Just a small observation I made during AWS Transformation Day. While the entire theme for the event was on transforming business, the schedule had one track for “Culture and Organizational Change” alone. While Culture and Organizational Change is a broad and huge topic, but it is necessary and makes the difference for agility in rapidly changing and competitive markets. Amazon has been talking about this for years and they share their knowledge with their partners.
On an attempt to find out how organizations actually master this, the perspective most consultants and companies I talked to during the event shared with me was rather sobering. Anyone exhibiting at that event merely offered to run any software project under an agile management. No support, consultancy or even efforts to drive actual change, whatsoever, at least nothing that would exceed a traditional software project scope.

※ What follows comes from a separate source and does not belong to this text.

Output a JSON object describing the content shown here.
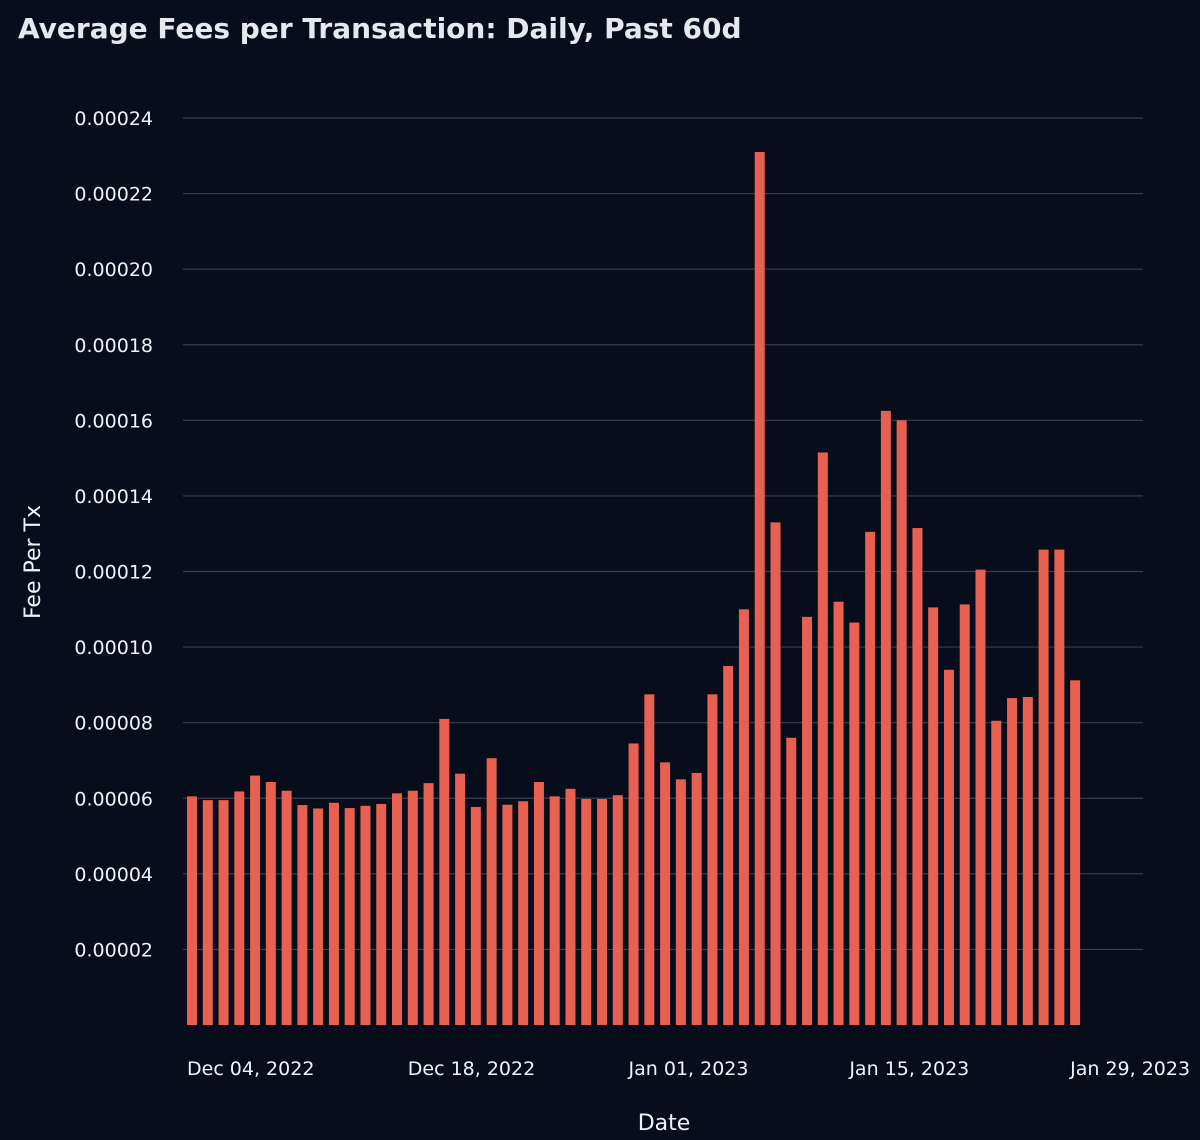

Cultural and Organizational Change is something requiring executive buy in and is killed quickly by means of exhaustive efforts to plan ahead. Culture needs to embrace the possibility to change quickly, throughout the process. And the wish for management is human, to have transparency and perspective early in the process, it is just as natural in the process for developers to stay vague for items that are not yet clear.
Any cultural change needs to embrace bi-directual communication and the ability to break down complex. On first thought this sounds easy, but requires plenty of cooperation and trust in a clearly defined team. Culture is rooted in clear understanding of roles, responsibilities and not to mention last, trust of all members.
“Culture eats Strategy for Breakfast” is a quote that is often attributed to Peter F. Drucker, but was apparently coined by Ford’s Mark Fields. Whoever said it, both have plenty of business acumen to take some credit for the thought behind it. There statement has lot of truth in it, looking into corporate structures.
With the arrival of digitalisation it is more true than ever before. All verticals struggle with fundamentally changing markets, forcing them to innovate in technology and services, and strive for new business models. In this environment it is crucial to embrace change, which enterprise culture often outright rejects.
Change Management has been a topic in management and HR for many years, and never has been so fundamental to organisational success as it is nowadays. Technology is converging at a breathtaking pace. The Internet of Things, as an example, requires electrical & mechanical engineers to cooperate with computer scientists and data analysts to produce a product a usability engineer designed jointly with a designer. Fundamentally different schools of though define the success of a product, and even consumer and enterprise grade of products converge in their appearance.
At the same time, the technologic ecosystem has outgrown individual organisations capabilities. Partnerships with technology vendors require management while intellectual property needs defence at the same time.
Organisations develop anti-patterns like “Silo Thinking” or “Not invented here” syndrome. While these cultural behaviours are tolerable in less dynamic situations, their effect can quickly go out of bounds and create a substantial counterforce to any change infused through external factors.
Embracing an open ecosystem and building on technologies developed outside the own organisation are fundamental to innovation. This open mindset is a prerequisite for any change into agility. Any strategy aiming for change ignoring these behaviours will be eaten by this exact culture. For breakfast.